MF Investing ~ frequent discussions
- Jayesh Gala

- May 26, 2018
- 3 min read

One of the things that I like most about my field of work is to able to interact with people from such diverse walks of life. In this blog post I would be sharing few interactions on investing with clients / prospective clients.
"One of the funds in our portfolio is lagging, why don't we switch it? Have come across a 5 star rated top performing Mutual Fund Scheme, I think we should shift into it!"
Hmm... OK. Have you ever been stuck in traffic, particularly in the lane that's not moving? You see other people switch lane and are frustrated by lack of progress. So you switch lane. No sooner you do that, your earlier lane starts moving and the current one comes to a halt!
This is exactly what happens when we try to chase the top performer every year. History shows that those who constantly 'change lanes' to years top performer don't keep up with overall average returns in long run. We should never chase hot fund. Don't worry if there is periodic under performance from time to time.
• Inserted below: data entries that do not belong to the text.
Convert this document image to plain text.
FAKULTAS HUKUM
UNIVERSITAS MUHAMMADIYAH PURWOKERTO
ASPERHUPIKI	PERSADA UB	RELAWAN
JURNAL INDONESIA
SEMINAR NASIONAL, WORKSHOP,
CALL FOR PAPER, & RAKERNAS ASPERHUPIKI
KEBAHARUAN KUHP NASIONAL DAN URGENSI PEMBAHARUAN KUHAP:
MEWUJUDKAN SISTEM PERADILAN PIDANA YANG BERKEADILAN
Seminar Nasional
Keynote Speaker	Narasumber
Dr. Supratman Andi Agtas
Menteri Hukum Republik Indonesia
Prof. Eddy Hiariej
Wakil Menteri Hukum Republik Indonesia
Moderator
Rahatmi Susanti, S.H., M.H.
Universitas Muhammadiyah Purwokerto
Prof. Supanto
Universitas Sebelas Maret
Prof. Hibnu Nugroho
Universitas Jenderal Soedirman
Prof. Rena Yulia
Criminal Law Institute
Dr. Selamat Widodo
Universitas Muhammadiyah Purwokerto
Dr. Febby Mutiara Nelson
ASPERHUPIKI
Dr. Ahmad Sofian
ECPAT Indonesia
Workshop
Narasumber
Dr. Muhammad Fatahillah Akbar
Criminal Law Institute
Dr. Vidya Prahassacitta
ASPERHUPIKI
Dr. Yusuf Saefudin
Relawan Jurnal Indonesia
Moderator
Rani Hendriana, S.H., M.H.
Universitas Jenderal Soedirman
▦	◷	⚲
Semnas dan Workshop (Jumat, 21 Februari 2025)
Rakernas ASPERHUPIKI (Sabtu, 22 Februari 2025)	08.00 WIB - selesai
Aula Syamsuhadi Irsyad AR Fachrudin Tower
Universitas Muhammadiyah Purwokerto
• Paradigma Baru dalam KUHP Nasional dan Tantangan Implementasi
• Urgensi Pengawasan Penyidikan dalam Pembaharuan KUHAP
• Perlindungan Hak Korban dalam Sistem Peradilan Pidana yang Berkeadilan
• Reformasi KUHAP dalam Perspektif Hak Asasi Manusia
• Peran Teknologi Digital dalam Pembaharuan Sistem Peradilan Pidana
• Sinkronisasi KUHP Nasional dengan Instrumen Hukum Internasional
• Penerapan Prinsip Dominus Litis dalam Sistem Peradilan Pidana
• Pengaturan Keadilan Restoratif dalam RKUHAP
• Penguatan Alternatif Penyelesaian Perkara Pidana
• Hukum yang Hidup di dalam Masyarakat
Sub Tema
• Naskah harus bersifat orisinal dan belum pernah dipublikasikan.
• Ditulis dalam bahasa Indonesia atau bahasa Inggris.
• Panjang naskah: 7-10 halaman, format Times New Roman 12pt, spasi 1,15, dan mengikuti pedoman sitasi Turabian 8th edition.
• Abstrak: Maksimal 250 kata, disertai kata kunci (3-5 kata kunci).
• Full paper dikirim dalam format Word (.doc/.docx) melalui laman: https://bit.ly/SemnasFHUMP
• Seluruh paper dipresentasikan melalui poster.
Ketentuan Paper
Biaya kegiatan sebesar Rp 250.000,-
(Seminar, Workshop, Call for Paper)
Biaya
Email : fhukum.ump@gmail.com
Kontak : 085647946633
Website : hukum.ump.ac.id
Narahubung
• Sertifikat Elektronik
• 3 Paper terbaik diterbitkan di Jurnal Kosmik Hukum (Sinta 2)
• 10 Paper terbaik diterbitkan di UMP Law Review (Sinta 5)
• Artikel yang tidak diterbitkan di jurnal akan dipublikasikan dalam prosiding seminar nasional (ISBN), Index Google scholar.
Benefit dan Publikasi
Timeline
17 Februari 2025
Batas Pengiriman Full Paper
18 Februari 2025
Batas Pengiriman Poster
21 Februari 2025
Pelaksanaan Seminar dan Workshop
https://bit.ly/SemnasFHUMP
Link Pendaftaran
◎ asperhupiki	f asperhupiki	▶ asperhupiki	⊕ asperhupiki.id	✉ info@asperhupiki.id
However if an investment is consistently lagging or under performing for periods at length, we would review it.
"I understand the I have started investing for financial goal 15 years ahead, but its difficult to see investment portfolio worth go up and down"
Just imagine, your mutual fund portfolio as a tree! Just as seasonality will effect the tree, cycles effect equity. There would be times when new buds of opportunity would appear, there would be times when tree would bear fruits and ready for harvest. There would also be times when it would be barren, this is time when patience is most required. Let time pass, season would change and new growth would appear.
I view your portfolio as a tree! My job is assisting you in understanding, when to water it (buy new investment), when to harvest(sell), when to fertilize it(buy) and when to prune (sell). With patience and care the tree would grown strong and fruitful.
"So much ads in media, that I can invest in mutual funds directly. Mutual funds direct schemes are cheaper by almost 0.75- 1.00%, why invest through you?"
True, that is a valid question. Let me try to answer that. Just imagine, that you are planning to go on a distant trip. You are offered an opportunity to fly to your destination with two options. You can select either of those.
In first option your airplane would be flown by experienced pilot. He has 10000+ hours of flying experience and is paid to do his job. Second option is that you fly the airplane yourself! There would be auto pilot and also computer that would tell you everything you need to know about flying for free.
Most people would choose to fly in airplane with a professional pilot, what would you do?
Information is available everywhere for free this days, what you pay is for experience. I have been around in markets for 15+ years, have seen bad weather and know how to make safe landing in them too :)
Disclaimer :- All investments are subject to the financial and market risk. Investors should re-assess information provided herein before investing. Mutual Funds are subject to market risk. Past performance may not be sustained in future.